Velocitas moest niet alleen Feyenoord verslaan, maar ook de scheidsrechter

Door: Dick Heuvelman

Foto: privé-archief

Win je de op één na grootste prijs in de Nederlandse voetballerij, de KNVB Beker, ligt er nauwelijks een hond wakker van. Niemand van de Velocitanen die deze heldendaad in 1934 verrichtten, kan het door die onverbiddelijke tand des tijds nog navertellen en ook de geschiedschrijving houdt verre van over, maar vanuit overlevering is wel duidelijk geworden dat bekervoetbal er een beetje (boel) bij hing. Ook bij de bond zelf. De KNVB plande de finale midden in de kampioenscompetitie, waarin de vijf districtskampioenen toen nog jaarlijks streden om de landstitel. Velocitas, dat de noordelijke hegemonie had overgenomen van Be Quick, was ook hierin van de partij. De tegenstanders waren Ajax, Willem II, Heracles en KFC uit Koog aan de Zaan.

De groenwitten, die hun kampioenswedstrijden speelden op de Esserberg van ‘vijand’ Be Quick, hadden in deze barrage weinig succes. De openingswedstrijd thuis tegen Ajax ging met 0-1 verloren Ajax en toen vervolgens ook Willem II in Tilburg te sterk was (6-4), was de rol van de noordelijke representant in feite al uitgespeeld. Of dat ook de reden was dat de KNVB de bekerfinale op zaterdag 23 juni op het veld van UVV in Utrecht programmeerde, is ook niet meer te achterhalen. Feit is wel dat Velocitas op zondag 24 juni ‘gewoon’ werd geacht in Groningen af te trappen tegen Willem II. Een week eerder eenzelfde schema.

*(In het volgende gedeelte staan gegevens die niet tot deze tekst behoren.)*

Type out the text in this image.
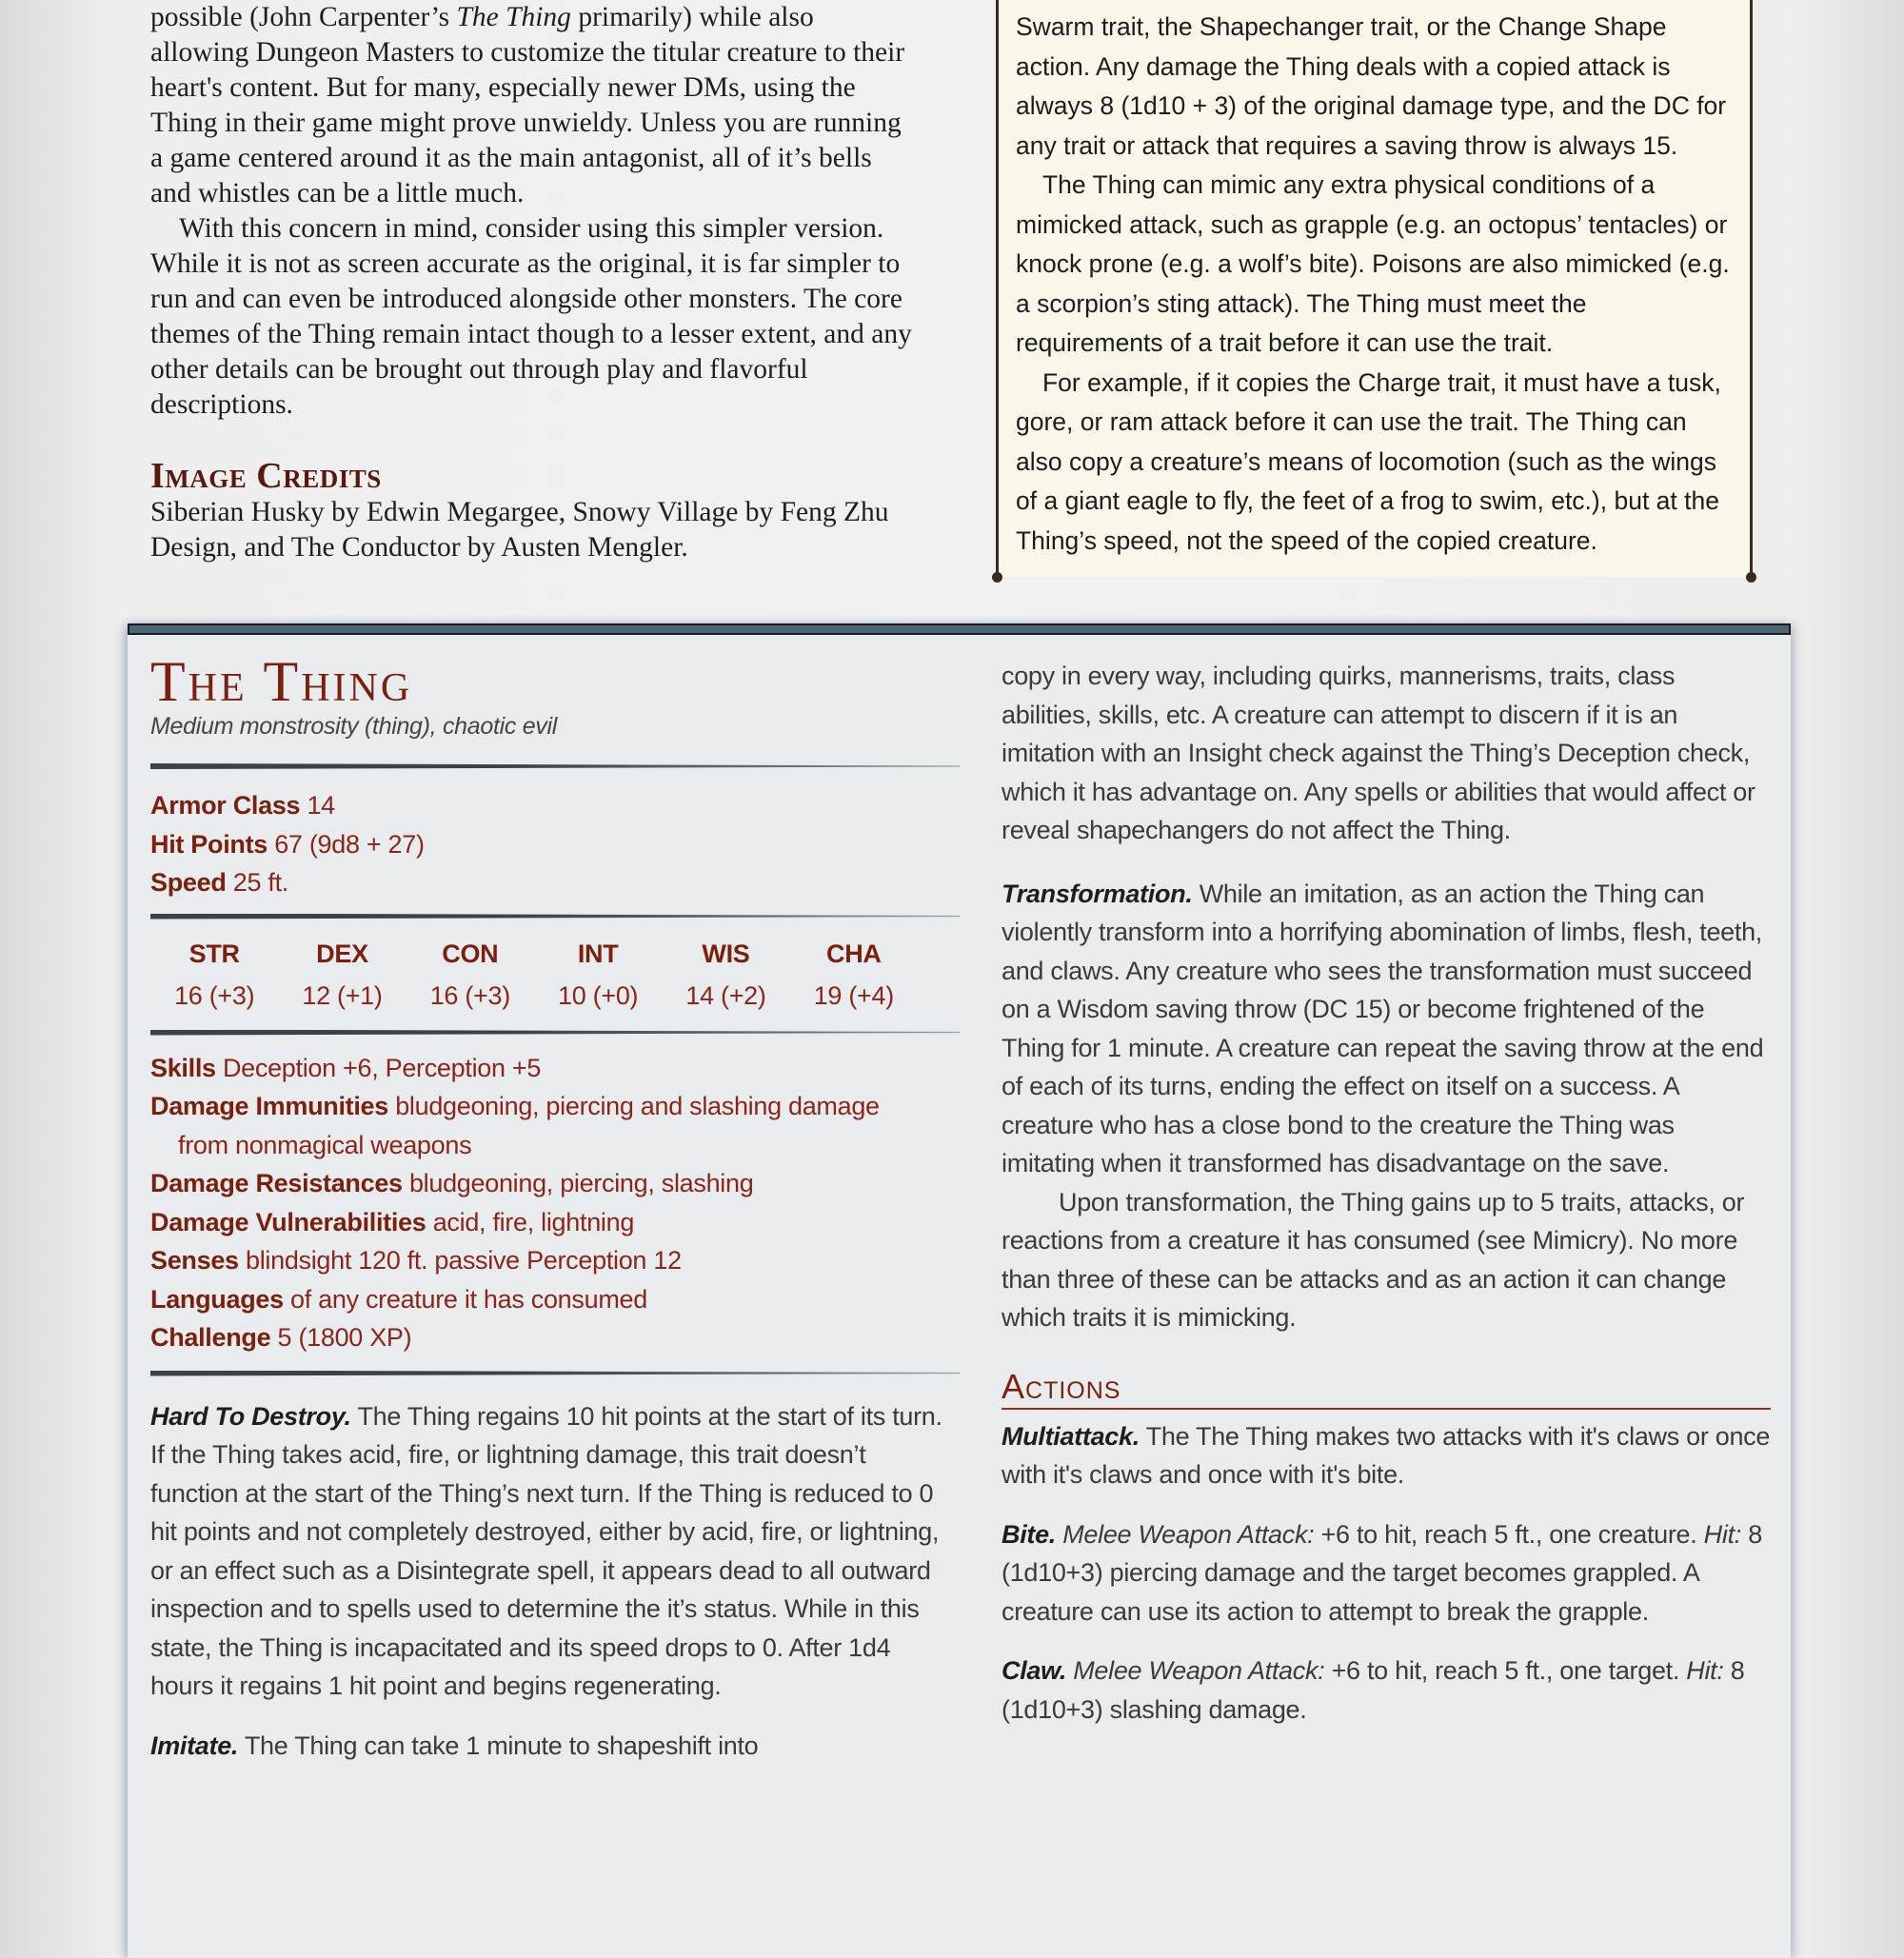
possible (John Carpenter’s The Thing primarily) while also allowing Dungeon Masters to customize the titular creature to their heart's content. But for many, especially newer DMs, using the Thing in their game might prove unwieldy. Unless you are running a game centered around it as the main antagonist, all of it’s bells and whistles can be a little much.

With this concern in mind, consider using this simpler version. While it is not as screen accurate as the original, it is far simpler to run and can even be introduced alongside other monsters. The core themes of the Thing remain intact though to a lesser extent, and any other details can be brought out through play and flavorful descriptions.

Image Credits

Siberian Husky by Edwin Megargee, Snowy Village by Feng Zhu Design, and The Conductor by Austen Mengler.

Swarm trait, the Shapechanger trait, or the Change Shape action. Any damage the Thing deals with a copied attack is always 8 (1d10 + 3) of the original damage type, and the DC for any trait or attack that requires a saving throw is always 15.

The Thing can mimic any extra physical conditions of a mimicked attack, such as grapple (e.g. an octopus’ tentacles) or knock prone (e.g. a wolf’s bite). Poisons are also mimicked (e.g. a scorpion’s sting attack). The Thing must meet the requirements of a trait before it can use the trait.

For example, if it copies the Charge trait, it must have a tusk, gore, or ram attack before it can use the trait. The Thing can also copy a creature’s means of locomotion (such as the wings of a giant eagle to fly, the feet of a frog to swim, etc.), but at the Thing’s speed, not the speed of the copied creature.

The Thing
Medium monstrosity (thing), chaotic evil

Armor Class 14

Hit Points 67 (9d8 + 27)

Speed 25 ft.

STR
16 (+3)
DEX
12 (+1)
CON
16 (+3)
INT
10 (+0)
WIS
14 (+2)
CHA
19 (+4)

Skills Deception +6, Perception +5

Damage Immunities bludgeoning, piercing and slashing damage from nonmagical weapons

Damage Resistances bludgeoning, piercing, slashing

Damage Vulnerabilities acid, fire, lightning

Senses blindsight 120 ft. passive Perception 12

Languages of any creature it has consumed

Challenge 5 (1800 XP)

Hard To Destroy. The Thing regains 10 hit points at the start of its turn. If the Thing takes acid, fire, or lightning damage, this trait doesn’t function at the start of the Thing’s next turn. If the Thing is reduced to 0 hit points and not completely destroyed, either by acid, fire, or lightning, or an effect such as a Disintegrate spell, it appears dead to all outward inspection and to spells used to determine the it’s status. While in this state, the Thing is incapacitated and its speed drops to 0. After 1d4 hours it regains 1 hit point and begins regenerating.

Imitate. The Thing can take 1 minute to shapeshift into

copy in every way, including quirks, mannerisms, traits, class abilities, skills, etc. A creature can attempt to discern if it is an imitation with an Insight check against the Thing’s Deception check, which it has advantage on. Any spells or abilities that would affect or reveal shapechangers do not affect the Thing.

Transformation. While an imitation, as an action the Thing can violently transform into a horrifying abomination of limbs, flesh, teeth, and claws. Any creature who sees the transformation must succeed on a Wisdom saving throw (DC 15) or become frightened of the Thing for 1 minute. A creature can repeat the saving throw at the end of each of its turns, ending the effect on itself on a success. A creature who has a close bond to the creature the Thing was imitating when it transformed has disadvantage on the save.

Upon transformation, the Thing gains up to 5 traits, attacks, or reactions from a creature it has consumed (see Mimicry). No more than three of these can be attacks and as an action it can change which traits it is mimicking.

Actions

Multiattack. The The Thing makes two attacks with it's claws or once with it's claws and once with it's bite.

Bite. Melee Weapon Attack: +6 to hit, reach 5 ft., one creature. Hit: 8 (1d10+3) piercing damage and the target becomes grappled. A creature can use its action to attempt to break the grapple.

Claw. Melee Weapon Attack: +6 to hit, reach 5 ft., one target. Hit: 8 (1d10+3) slashing damage.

Eerst voor de titelstrijd uit tegen Willem II  en daags er na voor halve finale van de KNVB Beker in Utrecht tegen Stormvogels uit IJmuiden. Kom daar nu eens om!

Weliswaar wordt ook anno nu het bekervoetbal nog als een weinig inspirerend bijnummer gezien, de laatste jaren zit er qua beleving toch verbetering in. Maar cupvoetbal zoals de Engelsen dat hebben, nee, dat kennen we in Nederland niet. Het toernooi begint hier pas te leven als de halve finales op het spel staan.  De sensationale triomf van PEC Zwolle op Ajax (5-1) vorig jaar op Ajax heeft de strijd om de KNVB Beker echter wel een forse boost gegeven. Met name bij de clubs die in de eredivisie jaar in jaar uit tot een marginale rol zijn veroordeeld. Zoals ook FC Groningen.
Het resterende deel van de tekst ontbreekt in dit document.